Question

An element ‘A’ has the face-centred cubic structure with the edge length equal to \[361{\text{pm}}\] . The apparent radius of atom ‘A’ is:
A.$127.6{\text{pm}}$
B.$180.5{\text{pm}}$
C.$160.5{\text{pm}}$
D.$64{\text{pm}}$

Answer 1

Hint: In the face-centred cubic structure, there are 4 unit cells. $\dfrac{1}{8}$ of 8 atoms from the 8 corners of the cube and $\dfrac{1}{2}$ of 6 atoms from the 6 sides of the cubes.
Formula Used: The radius of the atom,
$r = \dfrac{1}{{2\sqrt 2 }}a$
where a is the length of the cube.

Complete step by step solution:
Let the unit cell edge of a face-centred cubic structure = ‘a’ and length the length of the diagonal = b. if we consider the surface. lf any cube, it has 4 vertices so we can consider the surface to be composed of two triangles inverted over each other.

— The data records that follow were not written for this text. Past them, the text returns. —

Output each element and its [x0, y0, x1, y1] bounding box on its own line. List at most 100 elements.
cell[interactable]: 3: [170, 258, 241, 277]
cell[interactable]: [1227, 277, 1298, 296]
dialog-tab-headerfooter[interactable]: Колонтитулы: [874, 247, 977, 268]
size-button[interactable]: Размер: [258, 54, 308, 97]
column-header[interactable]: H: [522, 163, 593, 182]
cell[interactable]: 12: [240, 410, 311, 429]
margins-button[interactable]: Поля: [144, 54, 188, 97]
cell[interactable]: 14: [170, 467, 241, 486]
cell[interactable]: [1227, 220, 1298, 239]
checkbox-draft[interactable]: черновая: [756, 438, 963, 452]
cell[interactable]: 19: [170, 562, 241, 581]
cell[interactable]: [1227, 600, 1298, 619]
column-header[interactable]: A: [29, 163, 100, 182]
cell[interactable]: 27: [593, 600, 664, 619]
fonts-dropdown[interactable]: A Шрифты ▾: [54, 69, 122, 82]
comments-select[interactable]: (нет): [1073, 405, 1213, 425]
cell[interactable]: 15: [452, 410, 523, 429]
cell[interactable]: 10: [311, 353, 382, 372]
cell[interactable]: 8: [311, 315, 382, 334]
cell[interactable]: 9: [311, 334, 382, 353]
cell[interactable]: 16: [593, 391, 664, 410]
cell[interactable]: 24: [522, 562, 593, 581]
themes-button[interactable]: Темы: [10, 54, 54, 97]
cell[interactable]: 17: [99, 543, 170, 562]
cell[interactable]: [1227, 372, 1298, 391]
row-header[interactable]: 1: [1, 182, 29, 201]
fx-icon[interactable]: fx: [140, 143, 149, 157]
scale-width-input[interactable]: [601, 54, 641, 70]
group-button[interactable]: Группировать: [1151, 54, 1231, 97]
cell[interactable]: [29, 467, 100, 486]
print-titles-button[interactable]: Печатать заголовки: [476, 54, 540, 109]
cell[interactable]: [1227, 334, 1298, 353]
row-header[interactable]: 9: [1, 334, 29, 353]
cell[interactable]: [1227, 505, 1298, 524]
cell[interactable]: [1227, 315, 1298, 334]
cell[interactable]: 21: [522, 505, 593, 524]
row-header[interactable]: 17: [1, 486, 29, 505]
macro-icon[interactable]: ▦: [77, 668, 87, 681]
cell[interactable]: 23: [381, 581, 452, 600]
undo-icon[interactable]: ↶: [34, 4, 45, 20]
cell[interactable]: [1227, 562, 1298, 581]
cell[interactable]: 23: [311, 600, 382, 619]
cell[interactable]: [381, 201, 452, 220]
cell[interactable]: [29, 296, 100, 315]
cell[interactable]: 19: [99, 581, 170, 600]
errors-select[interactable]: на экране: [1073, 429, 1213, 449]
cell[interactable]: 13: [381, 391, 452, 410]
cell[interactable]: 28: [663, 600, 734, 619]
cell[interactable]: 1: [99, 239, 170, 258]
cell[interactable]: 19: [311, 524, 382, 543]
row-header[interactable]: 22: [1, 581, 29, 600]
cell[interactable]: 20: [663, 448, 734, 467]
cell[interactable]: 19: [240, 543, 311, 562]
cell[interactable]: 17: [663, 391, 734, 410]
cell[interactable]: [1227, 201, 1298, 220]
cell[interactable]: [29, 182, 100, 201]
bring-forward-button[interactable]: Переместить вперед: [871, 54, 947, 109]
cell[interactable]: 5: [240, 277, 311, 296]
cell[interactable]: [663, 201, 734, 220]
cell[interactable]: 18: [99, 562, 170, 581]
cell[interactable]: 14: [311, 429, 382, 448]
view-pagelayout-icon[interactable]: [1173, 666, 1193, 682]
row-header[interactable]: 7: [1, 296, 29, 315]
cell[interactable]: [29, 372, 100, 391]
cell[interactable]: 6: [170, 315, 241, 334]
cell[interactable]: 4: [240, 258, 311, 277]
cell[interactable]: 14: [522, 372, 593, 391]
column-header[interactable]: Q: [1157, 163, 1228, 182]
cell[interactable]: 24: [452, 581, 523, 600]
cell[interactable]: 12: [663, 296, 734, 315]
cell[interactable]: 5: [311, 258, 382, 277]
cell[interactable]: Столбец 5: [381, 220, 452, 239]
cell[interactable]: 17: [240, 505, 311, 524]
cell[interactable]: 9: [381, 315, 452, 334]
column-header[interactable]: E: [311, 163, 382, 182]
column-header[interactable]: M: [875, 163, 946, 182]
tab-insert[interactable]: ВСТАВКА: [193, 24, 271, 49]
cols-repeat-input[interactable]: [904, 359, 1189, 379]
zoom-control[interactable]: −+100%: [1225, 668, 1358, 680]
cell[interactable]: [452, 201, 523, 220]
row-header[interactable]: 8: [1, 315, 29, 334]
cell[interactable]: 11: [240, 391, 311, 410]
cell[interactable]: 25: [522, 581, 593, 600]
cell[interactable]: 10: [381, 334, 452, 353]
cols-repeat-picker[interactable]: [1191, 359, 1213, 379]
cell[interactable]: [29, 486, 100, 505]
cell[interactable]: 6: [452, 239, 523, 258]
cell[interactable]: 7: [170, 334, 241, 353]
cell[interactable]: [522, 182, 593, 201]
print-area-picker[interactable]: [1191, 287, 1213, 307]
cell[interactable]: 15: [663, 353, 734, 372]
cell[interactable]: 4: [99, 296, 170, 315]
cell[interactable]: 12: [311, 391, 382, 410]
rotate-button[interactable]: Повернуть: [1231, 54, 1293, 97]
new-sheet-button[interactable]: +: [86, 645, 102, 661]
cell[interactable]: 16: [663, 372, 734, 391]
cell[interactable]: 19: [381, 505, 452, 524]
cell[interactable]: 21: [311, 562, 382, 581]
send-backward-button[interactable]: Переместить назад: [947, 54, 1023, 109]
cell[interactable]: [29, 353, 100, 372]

From this consideration, let the diagonal of the surface of the cube be the hypotenuse of the triangle and hence, from Pythagoras theorem
\[{\left( {{\text{the length of the hypotenuse}}} \right)^2} = {\text{ }}{\left( {{\text{the length of the base}}} \right)^2} + {\text{ }}{\left( {{\text{the length of the height}}} \right)^2}\]
For a cube, both the height and the base of the triangle will be equal to the edge of the cube = a.
Therefore, the diagonal = sq. rt. of the hypotenuse = $\sqrt 2 a$.
If the radius of one atom/ion of the unit cell = r, then for the diagonal of the cube we have,
$4r = \sqrt 2 a$
Or,
$r = \dfrac{1}{{2\sqrt 2 }}a$
Therefore, the radius of the atom ‘A’:
$r = \dfrac{1}{{2\sqrt 2 }} \times 361 = 127.6{\text{ pm}}$

So, the correct answer is option A.

Note:
A face centred cubic unit cell consists of atoms at all the corners and at all the centres of all the faces of a cube. It has been seen that atoms arranged in this manner have the most efficient packing and occupy the highest amount of space in the lattice.